Li Qiang Xi Jinping friend

China's newly-elected Premier Li Qiang takes an oath after being elected during the fourth plenary session of the National People's Congress (NPC) at the Great Hall of the People in Beijing, China on March 11, 2023. GREG BAKER/Pool via REUTERS

The world’s second-largest economy is currently facing some of its worst prospects in years, and China named Li Qiang, a close friend of top leader Xi Jinping, as its next premier on Saturday.

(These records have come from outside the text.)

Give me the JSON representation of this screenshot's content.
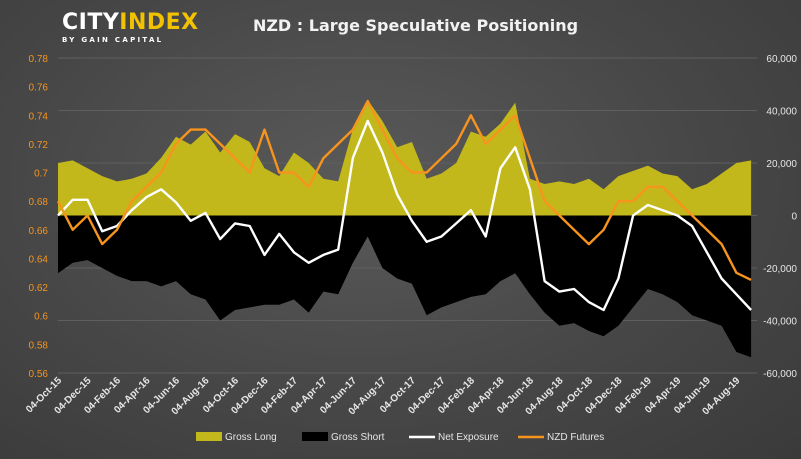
{
  "logo": {
    "word_a": "CITY",
    "word_b": "INDEX",
    "tagline": "BY GAIN CAPITAL"
  },
  "colors": {
    "gross_long": "#c2b81b",
    "gross_short": "#000000",
    "net_exposure": "#ffffff",
    "nzd_futures": "#f7941d",
    "left_axis_text": "#f7941d",
    "right_axis_text": "#e6e6e6"
  },
  "chart_data": {
    "type": "area",
    "title": "NZD : Large Speculative Positioning",
    "x_ticks": [
      "04-Oct-15",
      "04-Dec-15",
      "04-Feb-16",
      "04-Apr-16",
      "04-Jun-16",
      "04-Aug-16",
      "04-Oct-16",
      "04-Dec-16",
      "04-Feb-17",
      "04-Apr-17",
      "04-Jun-17",
      "04-Aug-17",
      "04-Oct-17",
      "04-Dec-17",
      "04-Feb-18",
      "04-Apr-18",
      "04-Jun-18",
      "04-Aug-18",
      "04-Oct-18",
      "04-Dec-18",
      "04-Feb-19",
      "04-Apr-19",
      "04-Jun-19",
      "04-Aug-19"
    ],
    "x_tick_months": [
      0,
      2,
      4,
      6,
      8,
      10,
      12,
      14,
      16,
      18,
      20,
      22,
      24,
      26,
      28,
      30,
      32,
      34,
      36,
      38,
      40,
      42,
      44,
      46
    ],
    "x_range_months": [
      0,
      47.4
    ],
    "left_axis": {
      "ylim": [
        0.56,
        0.78
      ],
      "ticks": [
        "0.56",
        "0.58",
        "0.6",
        "0.62",
        "0.64",
        "0.66",
        "0.68",
        "0.7",
        "0.72",
        "0.74",
        "0.76",
        "0.78"
      ]
    },
    "right_axis": {
      "ylim": [
        -60000,
        60000
      ],
      "ticks": [
        "-60,000",
        "-40,000",
        "-20,000",
        "0",
        "20,000",
        "40,000",
        "60,000"
      ]
    },
    "legend": {
      "position": "bottom",
      "items": [
        "Gross Long",
        "Gross Short",
        "Net Exposure",
        "NZD Futures"
      ]
    },
    "series": [
      {
        "name": "Gross Long",
        "axis": "right",
        "style": "area",
        "x": [
          0,
          1,
          2,
          3,
          4,
          5,
          6,
          7,
          8,
          9,
          10,
          11,
          12,
          13,
          14,
          15,
          16,
          17,
          18,
          19,
          20,
          21,
          22,
          23,
          24,
          25,
          26,
          27,
          28,
          29,
          30,
          31,
          32,
          33,
          34,
          35,
          36,
          37,
          38,
          39,
          40,
          41,
          42,
          43,
          44,
          45,
          46,
          47
        ],
        "values": [
          20000,
          21000,
          18000,
          15000,
          13000,
          14000,
          16000,
          22000,
          30000,
          27000,
          32000,
          24000,
          31000,
          28000,
          18000,
          15000,
          24000,
          20000,
          14000,
          13000,
          33000,
          44000,
          36000,
          26000,
          28000,
          14000,
          16000,
          20000,
          32000,
          30000,
          35000,
          43000,
          14000,
          12000,
          13000,
          12000,
          14000,
          10000,
          15000,
          17000,
          19000,
          16000,
          15000,
          10000,
          12000,
          16000,
          20000,
          21000
        ]
      },
      {
        "name": "Gross Short",
        "axis": "right",
        "style": "area",
        "x": [
          0,
          1,
          2,
          3,
          4,
          5,
          6,
          7,
          8,
          9,
          10,
          11,
          12,
          13,
          14,
          15,
          16,
          17,
          18,
          19,
          20,
          21,
          22,
          23,
          24,
          25,
          26,
          27,
          28,
          29,
          30,
          31,
          32,
          33,
          34,
          35,
          36,
          37,
          38,
          39,
          40,
          41,
          42,
          43,
          44,
          45,
          46,
          47
        ],
        "values": [
          -22000,
          -18000,
          -17000,
          -20000,
          -23000,
          -25000,
          -25000,
          -27000,
          -25000,
          -30000,
          -32000,
          -40000,
          -36000,
          -35000,
          -34000,
          -34000,
          -32000,
          -37000,
          -29000,
          -30000,
          -18000,
          -8000,
          -20000,
          -24000,
          -26000,
          -38000,
          -35000,
          -33000,
          -31000,
          -30000,
          -25000,
          -22000,
          -30000,
          -37000,
          -42000,
          -41000,
          -44000,
          -46000,
          -42000,
          -35000,
          -28000,
          -30000,
          -33000,
          -38000,
          -40000,
          -42000,
          -52000,
          -54000
        ]
      },
      {
        "name": "Net Exposure",
        "axis": "right",
        "style": "line",
        "x": [
          0,
          1,
          2,
          3,
          4,
          5,
          6,
          7,
          8,
          9,
          10,
          11,
          12,
          13,
          14,
          15,
          16,
          17,
          18,
          19,
          20,
          21,
          22,
          23,
          24,
          25,
          26,
          27,
          28,
          29,
          30,
          31,
          32,
          33,
          34,
          35,
          36,
          37,
          38,
          39,
          40,
          41,
          42,
          43,
          44,
          45,
          46,
          47
        ],
        "values": [
          0,
          6000,
          6000,
          -6000,
          -4000,
          2000,
          7000,
          10000,
          5000,
          -2000,
          1000,
          -9000,
          -3000,
          -4000,
          -15000,
          -7000,
          -14000,
          -18000,
          -15000,
          -13000,
          22000,
          36000,
          24000,
          8000,
          -2000,
          -10000,
          -8000,
          -3000,
          2000,
          -8000,
          18000,
          26000,
          10000,
          -25000,
          -29000,
          -28000,
          -33000,
          -36000,
          -24000,
          0,
          4000,
          2000,
          0,
          -4000,
          -14000,
          -24000,
          -30000,
          -36000
        ]
      },
      {
        "name": "NZD Futures",
        "axis": "left",
        "style": "line",
        "x": [
          0,
          1,
          2,
          3,
          4,
          5,
          6,
          7,
          8,
          9,
          10,
          11,
          12,
          13,
          14,
          15,
          16,
          17,
          18,
          19,
          20,
          21,
          22,
          23,
          24,
          25,
          26,
          27,
          28,
          29,
          30,
          31,
          32,
          33,
          34,
          35,
          36,
          37,
          38,
          39,
          40,
          41,
          42,
          43,
          44,
          45,
          46,
          47
        ],
        "values": [
          0.68,
          0.66,
          0.67,
          0.65,
          0.66,
          0.68,
          0.69,
          0.7,
          0.72,
          0.73,
          0.73,
          0.72,
          0.71,
          0.7,
          0.73,
          0.7,
          0.7,
          0.69,
          0.71,
          0.72,
          0.73,
          0.75,
          0.73,
          0.71,
          0.7,
          0.7,
          0.71,
          0.72,
          0.74,
          0.72,
          0.73,
          0.74,
          0.71,
          0.68,
          0.67,
          0.66,
          0.65,
          0.66,
          0.68,
          0.68,
          0.69,
          0.69,
          0.68,
          0.67,
          0.66,
          0.65,
          0.63,
          0.625
        ]
      }
    ]
  }
}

At the National People’s Congress, China’s ceremonial parliament, session on Saturday morning, Li was proposed by Xi and chosen for the job. That occurred the day after Xi, 69, won a record-breaking third five-year term as state leader, paving the way for him to potentially rule for the rest of time.

As party chief of the Chinese financial center, Li Qiang is best known for having imposed a harsh “zero-COVID” lockdown on Shanghai this spring, demonstrating his commitment to Xi in the face of complaints from locals about their lack of access to food, medical care, and basic amenities.

Li, 63, got to know Xi when the future president served as governor of Zhejiang, a relatively affluent province in the southeast that is now renowned as a hub for manufacturing and technology.

Prior to the epidemic, Li Qiang established a reputation for being supportive of private sector in Shanghai and Zhejiang, even as Xi implemented stricter political controls, anti-COVID restrictions, and increased supervision over e-commerce and other internet firms.

As premier, Li Qiang will have the difficult task of reviving a sluggish economy still recovering from the COVID-19 pandemic while dealing with weak export demand on a global scale, lingering U.S. tariff increases, a declining labor force, and an aging population.

He assumes the position while the State Council, China’s Cabinet, and the authority of the premier have both been progressively losing ground as President Xi shifts more authority to institutions directly under the Communist Party in charge.

The incoming Premier Li Keqiang unveiled plans for a consumer-led recovery of the faltering economy on Sunday at the start of the annual congress session, setting this year’s growth objective at “about 5%.” The growth rate last year was only 3%, which is the second-lowest level since at least the 1970s.

There was no suggestion that NPC members had any other choice than to support Li Qiang and other officials chosen by the Communist Party to fill other roles, as there was with Xi’s appointment on Friday.

Li Qiang‘s vote total comprised three against and eight abstentions, in contrast to Xi who obtained the unanimous support of the body.

In addition to electing new leaders for the Supreme People’s Court and the state prosecutor’s office, the roughly 3,000 delegates also selected two vice chairs for the Central Military Commission, which oversees the party’s 2 million-member military wing, the People’s Liberation Army. The voting took place in boxes positioned around the Great Hall of the People’s spacious auditorium.

An inevitable appointment for the party chief for thirty years, Xi was dubbed head of the commission on Friday. The military forces are clearly under the party’s command, therefore the premier has no direct control over them. He also has a minimal impact on international affairs and domestic security.

Assembling China into the top political, military, and economic rival to the United States and the leading authoritarian threat to the United States-led democratic world order are all parts of Xi’s hyper-nationalistic agenda, which are now effectively outlawed by his election to a second term and the appointment of loyalists to high positions.